Oberentfelden ist eine Art «Agglomerationsgemeinde» der Stadt Aarau. Die Gemeinde mit knapp 6700 Einwohnern hat strukturelle Probleme: Der Steuerertrag pro Kopf ist niedrig – es wohnen viele ärmere Leute im Dorf. Die Sozialhilfequote ist hingegen rekordverdächtig hoch: Oberentfelden liegt nach Aarburg und Spreitenbach auf Rang 3 im kantonalen Vergleich.
Kaum Spielraum für Gemeinden
Dazu kommen Schwierigkeiten, die alle Gemeinden haben: Ein grosser Teil des Gemeindebudgets ist «fremdbestimmt». Gesetzliche Auflagen von Bund und Kanton machten etwa 90 Prozent der Ausgaben aus, erklärte Gemeindeammann Markus Werder (SVP) an der Versammlung.
Die Steuersenkungen des Kantons und die höheren Gemeindebeiträge durch das Pflegegesetz hätten die finanzielle Schieflage der Gemeinde erst so richtig provoziert. Bei Schule, Spitex, Regionalpolizei oder Feuerwehr sei man an Verträge gebunden.
Düstere Zahlen in allen Varianten
Die Rechnung 2014 schliesst mit einem Defizit von 1,5 Millionen Franken. Ebenso düster sieht die Rechnung 2015 aus. Der Gemeinderat forderte in einer ersten Budget-Variante deshalb neu einen Steuerfuss von 116 Prozent. Das entspricht einer rekordverdächtigen Erhöhung um 12 Steuerprozente gegenüber dem aktuellen Fuss von 104.

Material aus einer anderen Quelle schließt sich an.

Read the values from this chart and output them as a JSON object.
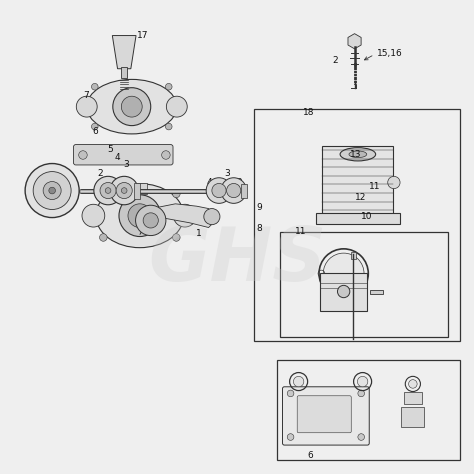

Die Gemeindeversammlung im November hatte diesem Steuerfuss mit einer einzigen Stimme Unterschied sehr knapp zugestimmt. Ein Referendum war ergriffen worden und in der Volksabstimmung hatte die Steuererhöhung nicht den Hauch einer Chance: Knapp 2200 gegen etwa 800 Stimmen gegen die happige Erhöhung, so das Verdikt.
Auch der neue Vorschlag des Gemeinderats sorgte zu Beginn der Versammlung am Donnerstag noch für Unmut: 113 Prozent – «nur» noch 9 Prozent mehr, so lautet er. Daraus resultiert dann immer noch ein Defizit von einer knappen halben Million.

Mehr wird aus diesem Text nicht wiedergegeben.